Wer trägt die Schuld an einem Arbeitsunfall?
Lasst uns das "Suche nach dem Schuldigen” Spiel spielen.
Die Story
Harry Müller, ein langjähriger Arbeiter bei Sto.IC Industries, wechselte gerade ein Messer in einer Schneidemaschine aus - eine Arbeit, die er schon oft gemacht hat. Während er die neue Klinge einsetzte, bemerkte er seinen Kollegen Jack, der scheinbar benommen auf ihn zuging. Jack achtete nicht darauf, wohin er ging, stolperte über ein Kabel auf dem Boden und stiess mit Harry zusammen.
Harrys Hände rutschten an der Klinge entlang und schnitten tief in die Handflächen.
Harry wurde ins Krankenhaus gebracht, da er einen Nervenschaden hatte, der operiert werden musste.
Harry trug keine Handschuhe. Als er gefragt wurde, warum, sagte er, dass keine Handschuhe in der Nähe waren und dass die Handschuhe, die sie hatten, klobig waren und ihn bei seiner Arbeit behinderten. Dann gab er zu, dass er nie Handschuhe trägt, weil er diesen Job schon lange macht und noch nie einen Unfall hatte.
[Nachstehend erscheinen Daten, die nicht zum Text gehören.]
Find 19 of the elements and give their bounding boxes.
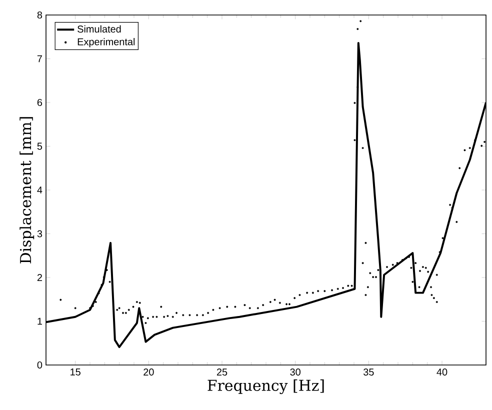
legend-label: Experimental <box>78 38 135 48</box>
y-tick-label: 1 <box>38 318 42 325</box>
y-tick-label: 5 <box>37 142 42 150</box>
x-tick-label: 30 <box>290 368 300 376</box>
x-tick-label: 25 <box>216 368 228 376</box>
x-axis-title: Frequency [Hz] <box>208 379 324 394</box>
x-tick-label: 15 <box>70 368 80 376</box>
y-axis-title: Displacement [mm] <box>20 117 34 264</box>
y-tick-label: 8 <box>37 11 42 19</box>
y-tick-label: 2 <box>37 274 42 281</box>
y-tick-label: 7 <box>37 55 42 62</box>
y-tick-label: 3 <box>37 230 42 238</box>
y-tick-label: 4 <box>37 186 42 194</box>
x-tick-label: 40 <box>436 368 448 376</box>
y-tick-label: 6 <box>37 98 42 106</box>
x-tick-label: 35 <box>364 368 374 376</box>
y-tick-label: 0 <box>37 361 42 369</box>
legend-label: Simulated <box>78 25 121 33</box>
x-tick-label: 20 <box>144 368 154 376</box>
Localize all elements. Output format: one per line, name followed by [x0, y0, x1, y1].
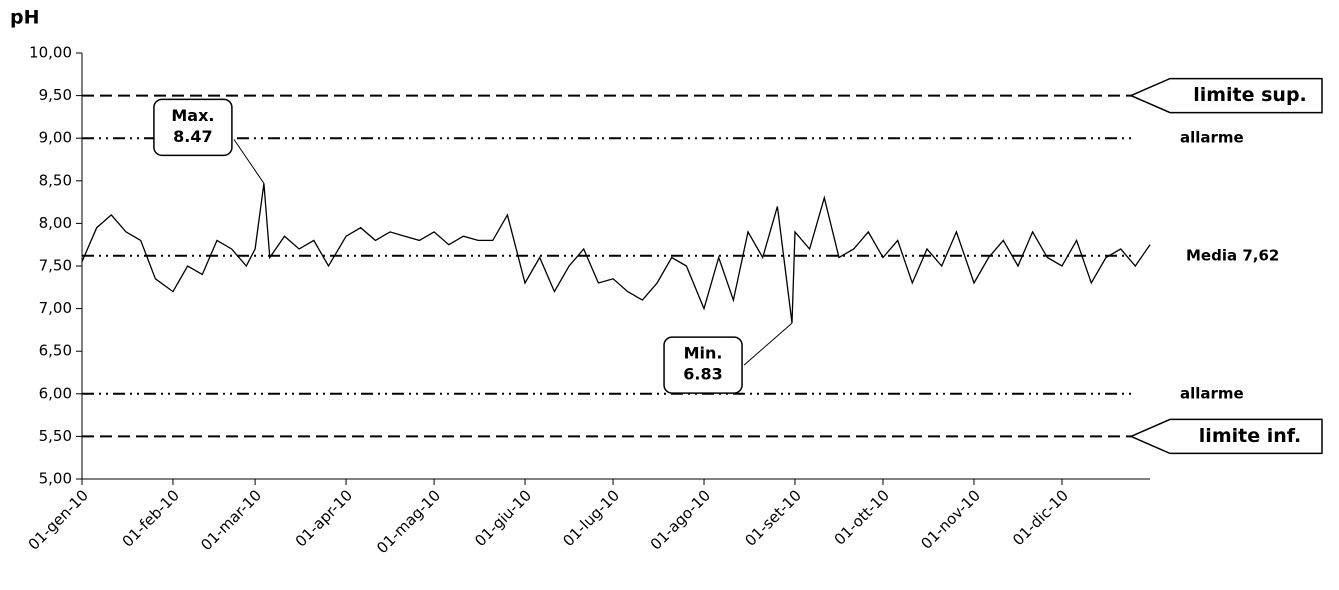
callout-leader	[743, 322, 793, 366]
reference-label: Media 7,62	[1186, 246, 1279, 264]
label-arrow-box	[1129, 77, 1323, 114]
x-tick-label: 01-lug-10	[559, 486, 623, 550]
callout-leader	[233, 139, 265, 184]
y-tick-label: 6,50	[39, 342, 72, 360]
data-line	[81, 183, 1151, 324]
x-tick-label: 01-set-10	[741, 486, 805, 550]
annotation-value: 8.47	[173, 127, 212, 146]
x-tick-label: 01-mar-10	[197, 486, 265, 554]
y-tick-label: 7,50	[39, 257, 72, 275]
x-tick-label: 01-nov-10	[917, 486, 984, 553]
x-tick-label: 01-giu-10	[471, 486, 535, 550]
x-tick-label: 01-ago-10	[647, 486, 714, 553]
y-tick-label: 5,50	[39, 427, 72, 445]
annotation-text: Max.	[171, 106, 214, 125]
reference-label: limite sup.	[1193, 84, 1307, 106]
y-tick-label: 9,00	[39, 129, 72, 147]
reference-label: allarme	[1180, 384, 1244, 402]
callout-box	[663, 336, 743, 394]
y-tick-label: 5,00	[39, 470, 72, 488]
annotation-text: Min.	[684, 344, 723, 363]
y-tick-label: 9,50	[39, 86, 72, 104]
x-tick-label: 01-ott-10	[831, 486, 893, 548]
y-tick-label: 7,00	[39, 299, 72, 317]
x-tick-label: 01-mag-10	[373, 486, 444, 557]
x-tick-label: 01-dic-10	[1009, 486, 1072, 549]
x-tick-label: 01-gen-10	[25, 486, 92, 553]
x-tick-label: 01-apr-10	[292, 486, 356, 550]
axis-title: pH	[10, 7, 40, 29]
annotation-value: 6.83	[683, 365, 722, 384]
label-arrow-box	[1129, 418, 1323, 455]
reference-label: limite inf.	[1199, 425, 1301, 447]
y-tick-label: 8,00	[39, 214, 72, 232]
y-tick-label: 6,00	[39, 384, 72, 402]
y-tick-label: 10,00	[29, 44, 72, 62]
callout-box	[153, 98, 233, 157]
x-tick-label: 01-feb-10	[119, 486, 183, 550]
y-tick-label: 8,50	[39, 171, 72, 189]
reference-label: allarme	[1180, 129, 1244, 147]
Harry wurde für mehrere Wochen von der Arbeit krankgeschrieben, und das Unternehmen musste einen Ersatz für ihn finden. Tragischerweise war Harry auch ein leidenschaftlicher Gitarrist und spielte regelmässig mit seiner Rock-Klassik-Coverband. Die Verletzung bedeutet, dass er nicht mehr spielen kann.
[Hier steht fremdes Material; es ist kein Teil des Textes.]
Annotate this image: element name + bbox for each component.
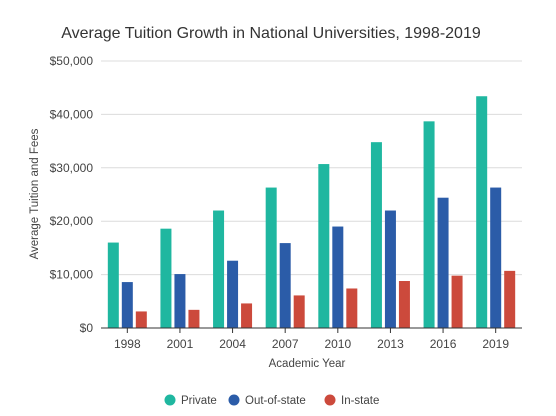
x-tick-label: 2010 — [324, 337, 351, 351]
legend-label: Private — [181, 395, 217, 407]
bar-out-of-state-2019 — [490, 187, 502, 328]
x-tick-label: 2019 — [482, 337, 509, 351]
legend-marker — [228, 394, 240, 406]
bar-in-state-2016 — [451, 275, 463, 328]
bar-private-2016 — [423, 121, 435, 328]
x-tick-label: 1998 — [114, 337, 141, 351]
gridlines — [101, 60, 522, 276]
bar-private-2019 — [476, 96, 488, 328]
bar-out-of-state-2010 — [332, 226, 344, 328]
y-tick-label: $30,000 — [50, 161, 94, 175]
bar-in-state-2004 — [241, 303, 253, 328]
bar-in-state-1998 — [135, 311, 147, 328]
legend-marker — [164, 394, 176, 406]
legend-label: In-state — [341, 395, 379, 407]
y-tick-label: $40,000 — [50, 107, 94, 121]
y-axis-label: Average Tuition and Fees — [29, 128, 41, 259]
bar-out-of-state-2001 — [174, 274, 186, 328]
legend: Private Out-of-state In-state — [164, 394, 379, 407]
bar-private-2010 — [318, 164, 330, 328]
x-tick-label: 2007 — [272, 337, 299, 351]
x-axis-ticks: 1998 2001 2004 2007 2010 2013 2016 2019 — [114, 328, 509, 351]
x-tick-label: 2013 — [377, 337, 404, 351]
bar-in-state-2010 — [346, 288, 358, 328]
bar-out-of-state-2004 — [227, 260, 239, 328]
y-tick-label: $20,000 — [50, 214, 94, 228]
legend-marker — [324, 394, 336, 406]
bar-out-of-state-2016 — [437, 197, 449, 328]
chart-title: Average Tuition Growth in National Unive… — [61, 25, 481, 42]
bar-in-state-2019 — [504, 270, 516, 328]
y-tick-label: $50,000 — [50, 54, 94, 68]
bar-out-of-state-1998 — [121, 282, 133, 328]
bar-private-2001 — [160, 228, 172, 328]
bars — [107, 96, 516, 328]
bar-private-2007 — [265, 187, 277, 328]
bar-in-state-2007 — [293, 295, 305, 328]
bar-in-state-2001 — [188, 309, 200, 328]
bar-in-state-2013 — [398, 281, 410, 328]
x-tick-label: 2001 — [167, 337, 194, 351]
bar-private-1998 — [107, 242, 119, 328]
y-tick-label: $10,000 — [50, 268, 94, 282]
bar-private-2013 — [370, 142, 382, 328]
bar-private-2004 — [213, 210, 225, 328]
legend-label: Out-of-state — [245, 395, 306, 407]
y-axis-ticks: $0 $10,000 $20,000 $30,000 $40,000 $50,000 — [50, 54, 94, 335]
y-tick-label: $0 — [80, 321, 94, 335]
bar-out-of-state-2013 — [384, 210, 396, 328]
x-axis-label: Academic Year — [269, 358, 346, 370]
x-tick-label: 2016 — [430, 337, 457, 351]
x-tick-label: 2004 — [219, 337, 246, 351]
bar-out-of-state-2007 — [279, 243, 291, 328]
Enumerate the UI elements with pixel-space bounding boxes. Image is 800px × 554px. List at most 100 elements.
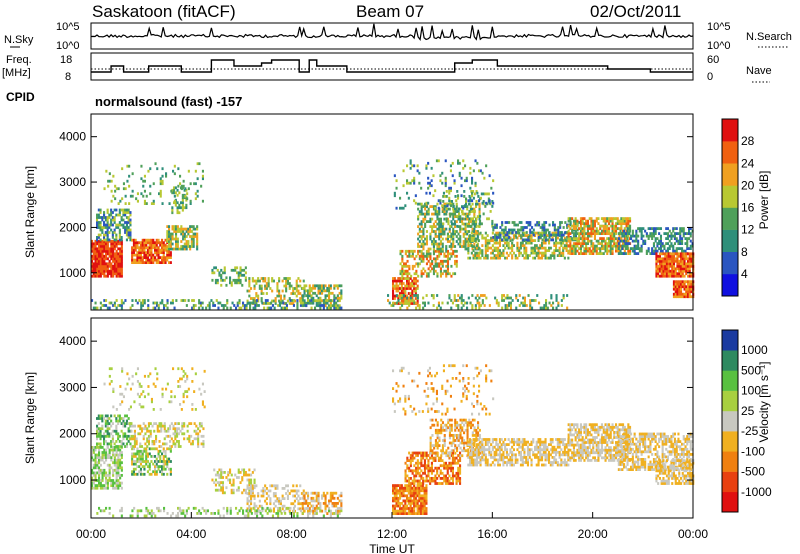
heatmap-cell	[98, 461, 101, 465]
heatmap-cell	[586, 232, 589, 235]
heatmap-cell	[91, 468, 94, 472]
heatmap-cell	[652, 242, 655, 245]
heatmap-cell	[486, 234, 489, 237]
heatmap-cell	[679, 234, 682, 238]
heatmap-cell	[131, 246, 134, 250]
heatmap-cell	[609, 224, 612, 228]
heatmap-cell	[479, 196, 482, 200]
heatmap-cell	[608, 239, 611, 243]
heatmap-cell	[422, 217, 425, 221]
heatmap-cell	[299, 304, 302, 307]
heatmap-cell	[324, 304, 327, 308]
heatmap-cell	[420, 212, 423, 216]
heatmap-cell	[631, 229, 634, 233]
heatmap-cell	[169, 251, 172, 254]
heatmap-cell	[604, 249, 607, 253]
heatmap-cell	[608, 244, 611, 248]
heatmap-cell	[211, 271, 214, 275]
heatmap-cell	[99, 442, 102, 446]
heatmap-cell	[99, 463, 102, 467]
heatmap-cell	[117, 471, 120, 475]
heatmap-cell	[416, 304, 419, 307]
heatmap-cell	[602, 244, 605, 248]
heatmap-cell	[615, 249, 618, 253]
heatmap-cell	[253, 468, 256, 472]
heatmap-cell	[310, 306, 313, 310]
heatmap-cell	[106, 221, 109, 224]
heatmap-cell	[170, 301, 173, 305]
heatmap-cell	[169, 424, 172, 428]
heatmap-cell	[438, 222, 441, 226]
heatmap-cell	[143, 253, 146, 257]
heatmap-cell	[664, 252, 667, 256]
heatmap-cell	[237, 471, 240, 474]
heatmap-cell	[108, 432, 111, 436]
heatmap-cell	[401, 272, 404, 276]
heatmap-cell	[103, 434, 106, 438]
heatmap-cell	[649, 227, 652, 230]
heatmap-cell	[683, 292, 686, 296]
heatmap-cell	[150, 238, 153, 242]
heatmap-cell	[180, 299, 183, 302]
heatmap-cell	[400, 282, 403, 285]
heatmap-cell	[477, 195, 480, 198]
heatmap-cell	[559, 238, 562, 242]
heatmap-cell	[455, 249, 458, 253]
heatmap-cell	[662, 257, 665, 261]
heatmap-cell	[260, 494, 263, 498]
heatmap-cell	[180, 187, 183, 191]
heatmap-cell	[549, 256, 552, 260]
heatmap-cell	[176, 201, 179, 205]
heatmap-cell	[484, 256, 487, 260]
heatmap-cell	[467, 251, 470, 255]
heatmap-cell	[159, 457, 162, 461]
heatmap-cell	[310, 296, 313, 300]
heatmap-cell	[392, 292, 395, 295]
heatmap-cell	[152, 241, 155, 245]
heatmap-cell	[672, 287, 675, 291]
heatmap-cell	[530, 251, 533, 255]
heatmap-cell	[481, 171, 484, 175]
heatmap-cell	[474, 181, 477, 185]
heatmap-cell	[119, 254, 122, 258]
heatmap-cell	[168, 245, 171, 248]
heatmap-cell	[165, 442, 168, 446]
heatmap-cell	[170, 437, 173, 441]
heatmap-cell	[682, 227, 685, 230]
heatmap-cell	[103, 484, 106, 487]
heatmap-cell	[652, 249, 655, 253]
heatmap-cell	[466, 247, 469, 251]
heatmap-cell	[501, 223, 504, 227]
heatmap-cell	[188, 434, 191, 438]
heatmap-cell	[101, 259, 104, 263]
heatmap-cell	[402, 169, 405, 173]
heatmap-cell	[454, 210, 457, 213]
heatmap-cell	[493, 249, 496, 252]
heatmap-cell	[113, 218, 116, 222]
heatmap-cell	[246, 502, 249, 506]
heatmap-cell	[278, 277, 281, 280]
heatmap-cell	[468, 230, 471, 233]
heatmap-cell	[446, 204, 449, 208]
heatmap-cell	[106, 208, 109, 212]
heatmap-cell	[422, 235, 425, 238]
heatmap-cell	[186, 197, 189, 201]
heatmap-cell	[176, 240, 179, 243]
heatmap-cell	[462, 159, 465, 163]
heatmap-cell	[295, 492, 298, 495]
heatmap-cell	[278, 502, 281, 506]
heatmap-cell	[125, 221, 128, 224]
heatmap-cell	[683, 295, 686, 299]
heatmap-cell	[523, 304, 526, 307]
heatmap-cell	[108, 466, 111, 470]
heatmap-cell	[463, 195, 466, 198]
heatmap-cell	[429, 225, 432, 228]
heatmap-cell	[532, 233, 535, 237]
heatmap-cell	[411, 267, 414, 271]
heatmap-cell	[227, 473, 230, 477]
heatmap-cell	[555, 241, 558, 245]
heatmap-cell	[424, 254, 427, 258]
heatmap-cell	[681, 249, 684, 253]
heatmap-cell	[432, 225, 435, 228]
heatmap-cell	[94, 456, 97, 459]
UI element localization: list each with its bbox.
Wer hat also die Schuld daran?
Ist es Harry Müller - der Arbeiter, der nicht die richtige PSA getragen hat?
Ist es Jack - der Kollege, der nicht darauf geachtet hat, wo er hingeht?
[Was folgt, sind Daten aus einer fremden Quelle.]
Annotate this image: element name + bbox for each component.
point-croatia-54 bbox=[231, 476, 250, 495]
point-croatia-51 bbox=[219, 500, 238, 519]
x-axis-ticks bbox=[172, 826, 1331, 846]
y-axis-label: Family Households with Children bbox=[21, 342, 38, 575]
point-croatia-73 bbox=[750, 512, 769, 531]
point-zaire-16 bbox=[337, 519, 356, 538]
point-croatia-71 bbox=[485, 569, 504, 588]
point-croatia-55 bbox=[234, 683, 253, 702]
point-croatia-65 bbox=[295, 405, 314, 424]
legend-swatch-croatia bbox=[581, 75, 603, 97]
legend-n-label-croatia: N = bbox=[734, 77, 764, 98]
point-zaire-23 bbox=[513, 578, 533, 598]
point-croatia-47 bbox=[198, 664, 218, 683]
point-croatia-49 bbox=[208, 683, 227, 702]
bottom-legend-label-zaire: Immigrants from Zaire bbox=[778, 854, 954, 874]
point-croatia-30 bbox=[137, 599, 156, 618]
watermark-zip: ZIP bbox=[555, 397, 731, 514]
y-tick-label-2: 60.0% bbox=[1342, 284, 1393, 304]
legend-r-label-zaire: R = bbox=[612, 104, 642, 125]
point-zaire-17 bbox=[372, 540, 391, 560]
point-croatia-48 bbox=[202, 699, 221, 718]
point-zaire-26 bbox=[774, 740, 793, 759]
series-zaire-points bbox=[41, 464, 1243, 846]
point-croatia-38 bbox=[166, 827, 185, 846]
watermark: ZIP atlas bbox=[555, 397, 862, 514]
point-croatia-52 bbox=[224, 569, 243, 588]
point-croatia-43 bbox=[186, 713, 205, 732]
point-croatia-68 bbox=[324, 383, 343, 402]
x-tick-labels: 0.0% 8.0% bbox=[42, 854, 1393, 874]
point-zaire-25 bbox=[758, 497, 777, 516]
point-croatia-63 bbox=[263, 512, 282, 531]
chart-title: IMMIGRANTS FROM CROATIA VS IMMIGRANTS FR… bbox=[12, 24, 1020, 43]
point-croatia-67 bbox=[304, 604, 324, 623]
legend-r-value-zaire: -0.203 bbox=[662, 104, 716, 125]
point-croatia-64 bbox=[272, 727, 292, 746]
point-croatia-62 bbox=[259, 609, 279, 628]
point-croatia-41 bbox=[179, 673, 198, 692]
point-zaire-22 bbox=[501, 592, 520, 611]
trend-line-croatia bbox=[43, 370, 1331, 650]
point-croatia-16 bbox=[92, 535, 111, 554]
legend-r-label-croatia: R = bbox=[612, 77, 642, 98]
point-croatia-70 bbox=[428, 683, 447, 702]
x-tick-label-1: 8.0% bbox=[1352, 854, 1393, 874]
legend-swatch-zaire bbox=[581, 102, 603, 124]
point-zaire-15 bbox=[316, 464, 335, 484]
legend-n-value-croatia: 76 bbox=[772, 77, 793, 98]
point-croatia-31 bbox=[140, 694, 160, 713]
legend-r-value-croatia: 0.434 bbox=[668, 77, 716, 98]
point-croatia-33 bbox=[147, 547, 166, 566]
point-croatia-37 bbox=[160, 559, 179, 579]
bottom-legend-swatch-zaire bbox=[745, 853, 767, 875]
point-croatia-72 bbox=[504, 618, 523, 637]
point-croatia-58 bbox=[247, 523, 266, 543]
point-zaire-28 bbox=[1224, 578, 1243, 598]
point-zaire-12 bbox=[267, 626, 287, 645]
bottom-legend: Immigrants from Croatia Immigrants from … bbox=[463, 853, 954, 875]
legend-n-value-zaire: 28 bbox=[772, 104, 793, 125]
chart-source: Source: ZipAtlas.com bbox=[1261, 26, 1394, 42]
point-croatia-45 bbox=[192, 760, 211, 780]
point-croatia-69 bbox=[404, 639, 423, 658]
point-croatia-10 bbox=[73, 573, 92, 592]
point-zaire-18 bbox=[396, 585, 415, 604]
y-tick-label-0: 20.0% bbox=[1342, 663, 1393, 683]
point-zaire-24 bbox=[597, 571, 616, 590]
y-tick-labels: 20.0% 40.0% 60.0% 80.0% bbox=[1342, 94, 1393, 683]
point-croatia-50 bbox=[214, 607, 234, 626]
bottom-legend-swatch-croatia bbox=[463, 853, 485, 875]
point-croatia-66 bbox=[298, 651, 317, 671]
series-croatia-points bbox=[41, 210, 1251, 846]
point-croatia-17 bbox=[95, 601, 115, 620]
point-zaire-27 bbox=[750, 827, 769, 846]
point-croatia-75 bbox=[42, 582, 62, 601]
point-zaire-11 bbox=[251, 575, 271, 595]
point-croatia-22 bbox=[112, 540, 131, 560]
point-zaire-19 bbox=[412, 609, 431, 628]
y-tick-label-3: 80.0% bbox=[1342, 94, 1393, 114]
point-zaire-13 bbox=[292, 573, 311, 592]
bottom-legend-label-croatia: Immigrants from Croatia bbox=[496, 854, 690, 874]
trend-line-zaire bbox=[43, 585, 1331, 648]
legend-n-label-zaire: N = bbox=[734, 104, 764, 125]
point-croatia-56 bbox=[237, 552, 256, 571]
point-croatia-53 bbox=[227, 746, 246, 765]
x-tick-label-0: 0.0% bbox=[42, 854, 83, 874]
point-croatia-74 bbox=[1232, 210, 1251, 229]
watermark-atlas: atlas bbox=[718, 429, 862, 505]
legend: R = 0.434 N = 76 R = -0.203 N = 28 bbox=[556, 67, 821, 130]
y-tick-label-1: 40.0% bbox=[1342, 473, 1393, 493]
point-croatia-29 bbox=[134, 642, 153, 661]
Ist es der Sicherheitsbeauftragte, der nicht dafür gesorgt hat, dass Handschuhe zur Verfügung stehen, und der nicht überprüft hat, ob die Arbeiter sicher arbeiten?
Ist es der Einkäufer der Handschuhe, der nicht die bequemsten Handschuhe für die Arbeit gekauft hat?
Ist es die Personalabteilung, die keine Sicherheitsschulungen für die Arbeitnehmer/innen organisiert hat?
Oder ist es der Geschäftsführer, der nicht weiss, was in der Produktion passiert, und nicht bereit ist, in ein Programm zur Förderung der Sicherheitskultur zu investieren?
Werfen wir einen Blick auf das Schweizer Gesetz:
Laut UVG Art. 82: Der Arbeitgeber ist vom Gesetz wegen verpflichtet, zur Verhütung von Berufsunfällen und Berufskrankheiten alle erforderlichen Massnahmen zu treffen.
PSA kommen erst zum Einsatz, wenn die Unfall- und Gesundheitsgefahren nicht durch Ersatzmassnahmen (Substitution), Schutzeinrichtungen oder arbeitsorganisatorische Massnahmen vermieden oder ausreichend begrenzt werden können
(VUV, Art. 5 ).Der Arbeitgeber muss dafür sorgen, dass die PSA jederzeit bestimmungsgemäss verwendet wird. (VUV, Art. 5).
Der Arbeitnehmer ist seinerseits verpflichtet, die ihm zur Verfügung gestellten PSA zu benützen und ihre Wirksamkeit nicht zu beeinträchtigen (VUV, Art. 11).
PSA wird oft als "lästiger Kostenfaktor" angesehen. Sie muss gekauft werden und bringt keinen Umsatz. Sie wird auch oft als C-Teil behandelt.
Einkäufer haben die Aufgabe, Geld zu sparen - und eine traurige Tatsache ist, dass bei Handschuhen oder anderer PSA oft Geld gespart wird. Billigere Handschuhe können von schlechterer Qualität sein. Sie reissen leichter und sind vielleicht nicht so bequem.
PSA ist oft der letzte Ausweg. Sie ist die am wenigsten wirksame Schutzmethode gegen ein Risiko - aber PSA muss getragen werden, wenn keine anderen Massnahmen ergriffen wurden - und PSA ist nur wirksam, wenn sie richtig getragen wird.
Wenn du als Unternehmen nicht in die richtige PSA oder die richtige Ausbildung investierst, sendest du die Aussage "Unsere Arbeitnehmer sind uns egal" - und das steht im direkten Widerspruch zu vielen Leitbildern, die ich im Internet lese.
Wer trägt also die Schuld daran? Ich würde gerne eure Meinung dazu hören.